Room temperature dynamic correlation between methylammonium molecules in lead-iodine based perovskites: An ab-initio molecular dynamics perspective

TL;DR

This study uses ab-initio molecular dynamics to investigate how methylammonium molecules in lead-iodine perovskites dynamically correlate at room temperature, revealing a collective behavior mediated by the Pb-I cage.

Contribution

First large-scale ab-initio molecular dynamics simulation showing temperature-dependent correlation and collective motion of methylammonium molecules in perovskites.

Findings

Long-range anti-ferroelectric ordering of molecular dipoles

Maximum dynamical correlation occurs at room temperature

Cage-mediated collective motion of neighboring molecules

Abstract

The high efficiency of lead organo-metal-halide perovskite solar cells has raised many questions about the role of the methylammonium (MA) molecules in the Pb-I framework. Experiments indicate that the MA molecules are able to 'freely' spin around at room temperature even though they carry an intrinsic dipole moment. We have performed large supercell (2592 atoms) finite temperature ab-initio molecular dynamics calculations to study the correlation between the molecules in the framework. An underlying long range anti-ferroelectric ordering of the molecular dipoles is observed.

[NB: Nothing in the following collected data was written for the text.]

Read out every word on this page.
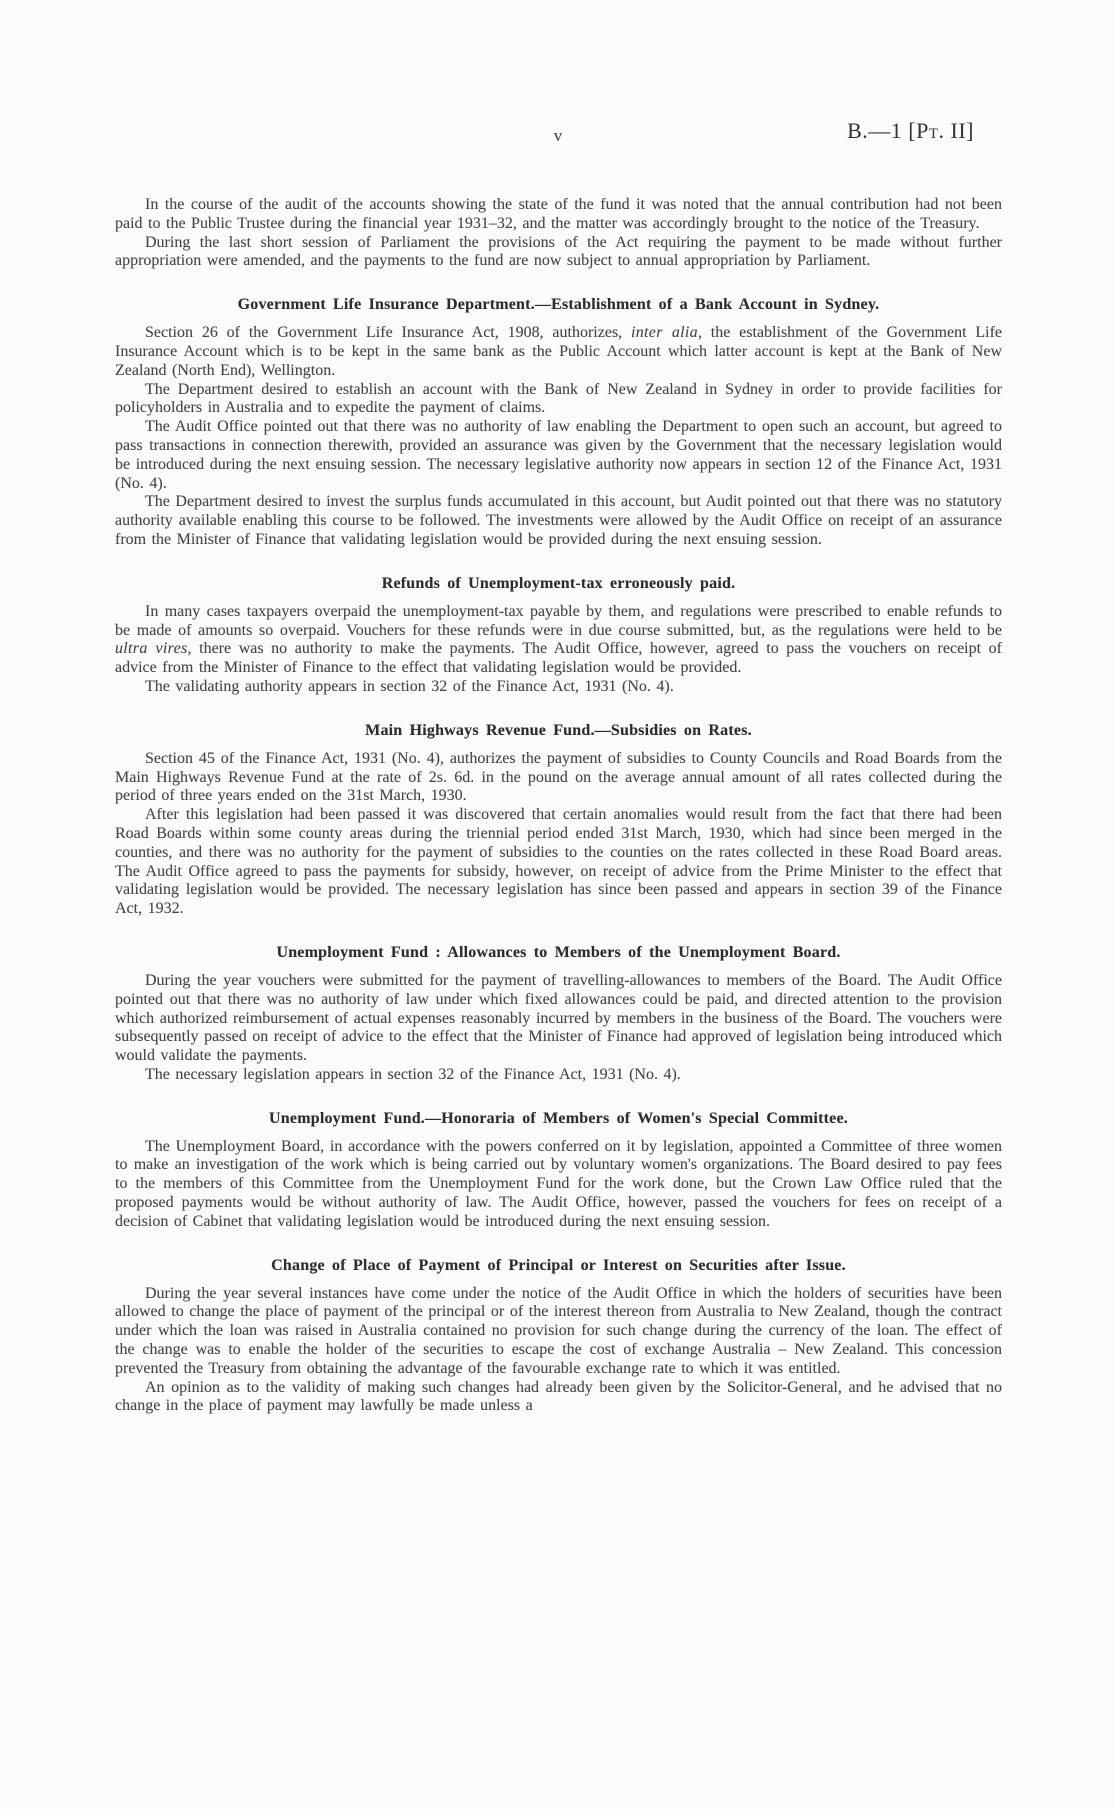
v	B.—1 [Pt. II]

In the course of the audit of the accounts showing the state of the fund it was noted that the annual contribution had not been paid to the Public Trustee during the financial year 1931–32, and the matter was accordingly brought to the notice of the Treasury.

During the last short session of Parliament the provisions of the Act requiring the payment to be made without further appropriation were amended, and the payments to the fund are now subject to annual appropriation by Parliament.

Government Life Insurance Department.—Establishment of a Bank Account in Sydney.

Section 26 of the Government Life Insurance Act, 1908, authorizes, inter alia, the establishment of the Government Life Insurance Account which is to be kept in the same bank as the Public Account which latter account is kept at the Bank of New Zealand (North End), Wellington.

The Department desired to establish an account with the Bank of New Zealand in Sydney in order to provide facilities for policyholders in Australia and to expedite the payment of claims.

The Audit Office pointed out that there was no authority of law enabling the Department to open such an account, but agreed to pass transactions in connection therewith, provided an assurance was given by the Government that the necessary legislation would be introduced during the next ensuing session. The necessary legislative authority now appears in section 12 of the Finance Act, 1931 (No. 4).

The Department desired to invest the surplus funds accumulated in this account, but Audit pointed out that there was no statutory authority available enabling this course to be followed. The investments were allowed by the Audit Office on receipt of an assurance from the Minister of Finance that validating legislation would be provided during the next ensuing session.

Refunds of Unemployment-tax erroneously paid.

In many cases taxpayers overpaid the unemployment-tax payable by them, and regulations were prescribed to enable refunds to be made of amounts so overpaid. Vouchers for these refunds were in due course submitted, but, as the regulations were held to be ultra vires, there was no authority to make the payments. The Audit Office, however, agreed to pass the vouchers on receipt of advice from the Minister of Finance to the effect that validating legislation would be provided.

The validating authority appears in section 32 of the Finance Act, 1931 (No. 4).

Main Highways Revenue Fund.—Subsidies on Rates.

Section 45 of the Finance Act, 1931 (No. 4), authorizes the payment of subsidies to County Councils and Road Boards from the Main Highways Revenue Fund at the rate of 2s. 6d. in the pound on the average annual amount of all rates collected during the period of three years ended on the 31st March, 1930.

After this legislation had been passed it was discovered that certain anomalies would result from the fact that there had been Road Boards within some county areas during the triennial period ended 31st March, 1930, which had since been merged in the counties, and there was no authority for the payment of subsidies to the counties on the rates collected in these Road Board areas. The Audit Office agreed to pass the payments for subsidy, however, on receipt of advice from the Prime Minister to the effect that validating legislation would be provided. The necessary legislation has since been passed and appears in section 39 of the Finance Act, 1932.

Unemployment Fund : Allowances to Members of the Unemployment Board.

During the year vouchers were submitted for the payment of travelling-allowances to members of the Board. The Audit Office pointed out that there was no authority of law under which fixed allowances could be paid, and directed attention to the provision which authorized reimbursement of actual expenses reasonably incurred by members in the business of the Board. The vouchers were subsequently passed on receipt of advice to the effect that the Minister of Finance had approved of legislation being introduced which would validate the payments.

The necessary legislation appears in section 32 of the Finance Act, 1931 (No. 4).

Unemployment Fund.—Honoraria of Members of Women's Special Committee.

The Unemployment Board, in accordance with the powers conferred on it by legislation, appointed a Committee of three women to make an investigation of the work which is being carried out by voluntary women's organizations. The Board desired to pay fees to the members of this Committee from the Unemployment Fund for the work done, but the Crown Law Office ruled that the proposed payments would be without authority of law. The Audit Office, however, passed the vouchers for fees on receipt of a decision of Cabinet that validating legislation would be introduced during the next ensuing session.

Change of Place of Payment of Principal or Interest on Securities after Issue.

During the year several instances have come under the notice of the Audit Office in which the holders of securities have been allowed to change the place of payment of the principal or of the interest thereon from Australia to New Zealand, though the contract under which the loan was raised in Australia contained no provision for such change during the currency of the loan. The effect of the change was to enable the holder of the securities to escape the cost of exchange Australia – New Zealand. This concession prevented the Treasury from obtaining the advantage of the favourable exchange rate to which it was entitled.

An opinion as to the validity of making such changes had already been given by the Solicitor-General, and he advised that no change in the place of payment may lawfully be made unless a
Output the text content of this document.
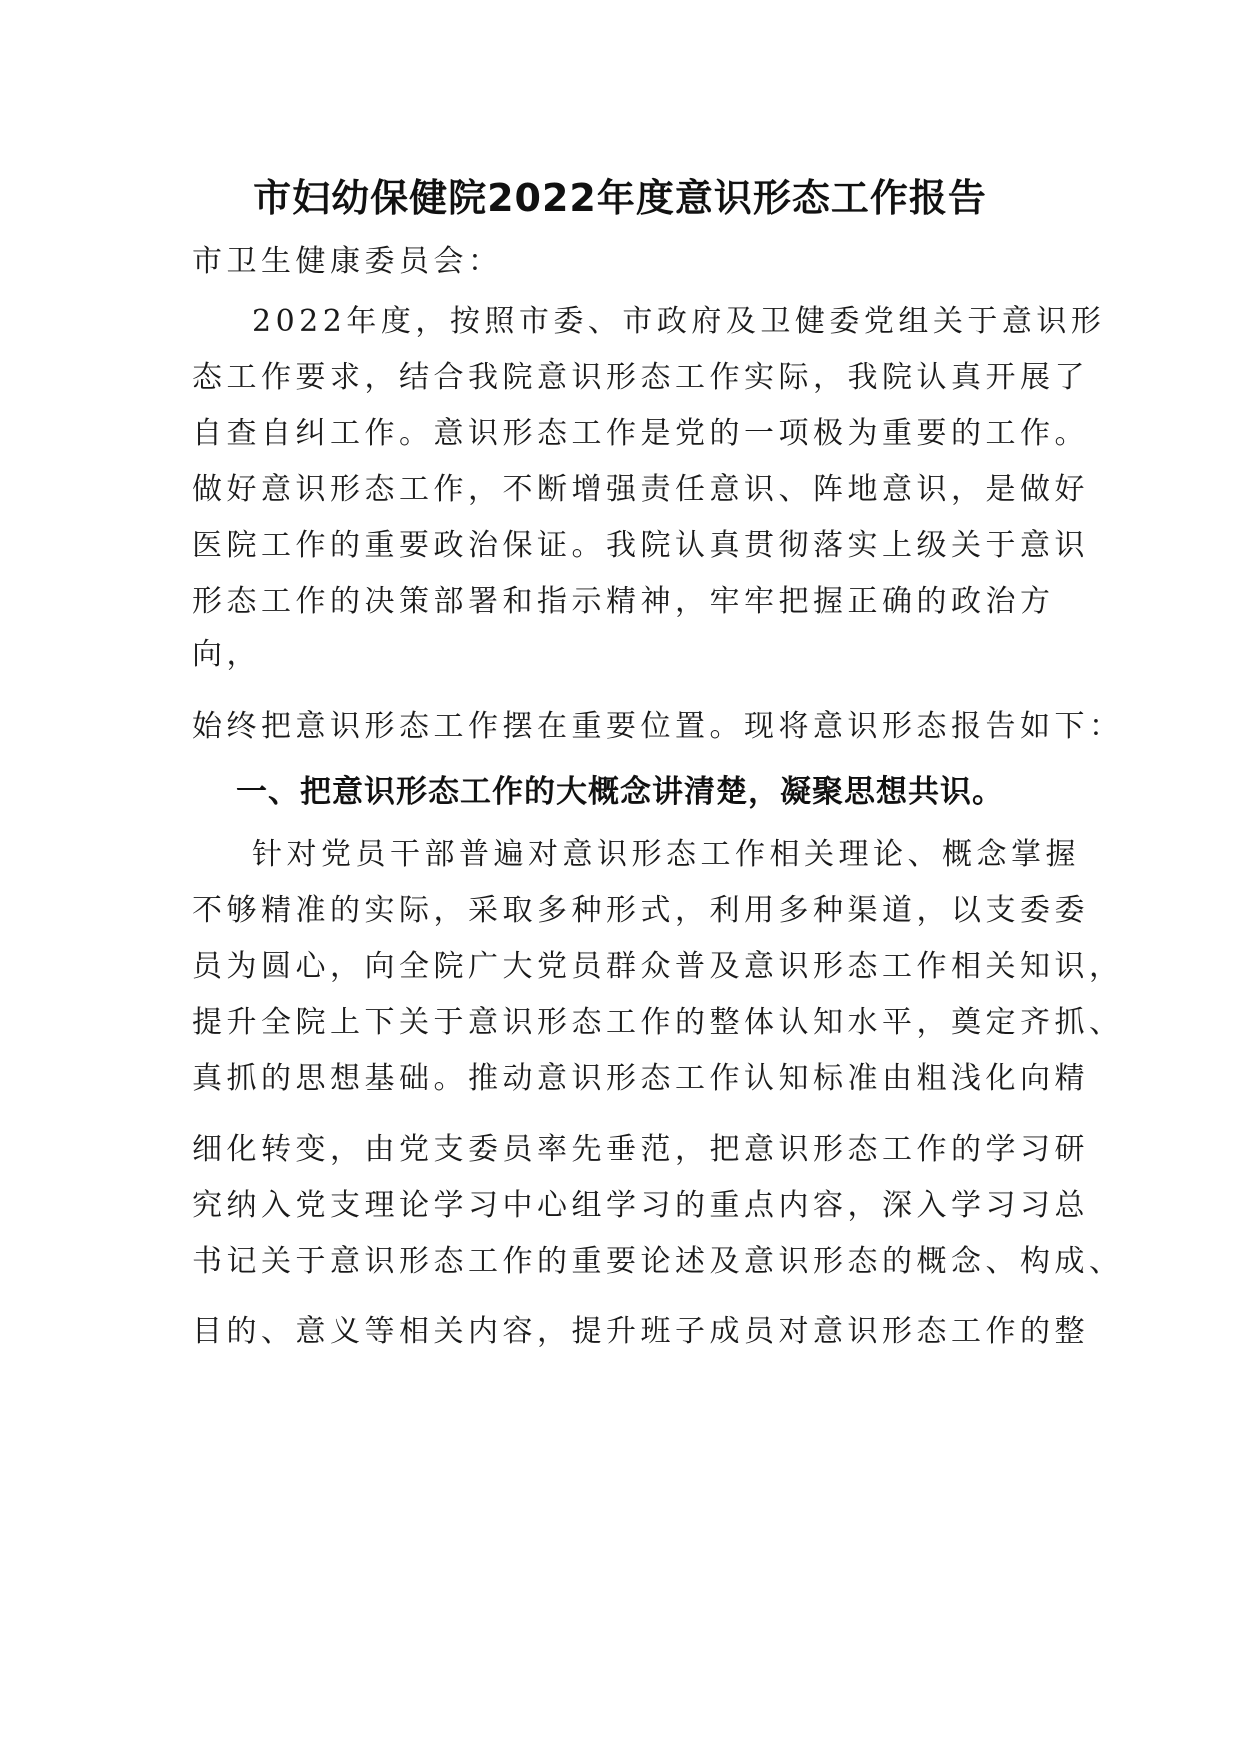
市妇幼保健院2022年度意识形态工作报告
市卫生健康委员会：
2022年度，按照市委、市政府及卫健委党组关于意识形
态工作要求，结合我院意识形态工作实际，我院认真开展了
自查自纠工作。意识形态工作是党的一项极为重要的工作。
做好意识形态工作，不断增强责任意识、阵地意识，是做好
医院工作的重要政治保证。我院认真贯彻落实上级关于意识
形态工作的决策部署和指示精神，牢牢把握正确的政治方
向，
始终把意识形态工作摆在重要位置。现将意识形态报告如下：
一、把意识形态工作的大概念讲清楚，凝聚思想共识。
针对党员干部普遍对意识形态工作相关理论、概念掌握
不够精准的实际，采取多种形式，利用多种渠道，以支委委
员为圆心，向全院广大党员群众普及意识形态工作相关知识，
提升全院上下关于意识形态工作的整体认知水平，奠定齐抓、
真抓的思想基础。推动意识形态工作认知标准由粗浅化向精
细化转变，由党支委员率先垂范，把意识形态工作的学习研
究纳入党支理论学习中心组学习的重点内容，深入学习习总
书记关于意识形态工作的重要论述及意识形态的概念、构成、
目的、意义等相关内容，提升班子成员对意识形态工作的整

The dynamical correlation between neighboring molecules shows a maximum around room temperature in the mid-temperature phase. In this phase, the rotations are slow enough to (partially) couple to neighbors via the Pb-I cage. This results in a collective motion of neighboring molecules in which the cage acts as the mediator. At lower and higher temperatures the motions are less correlated.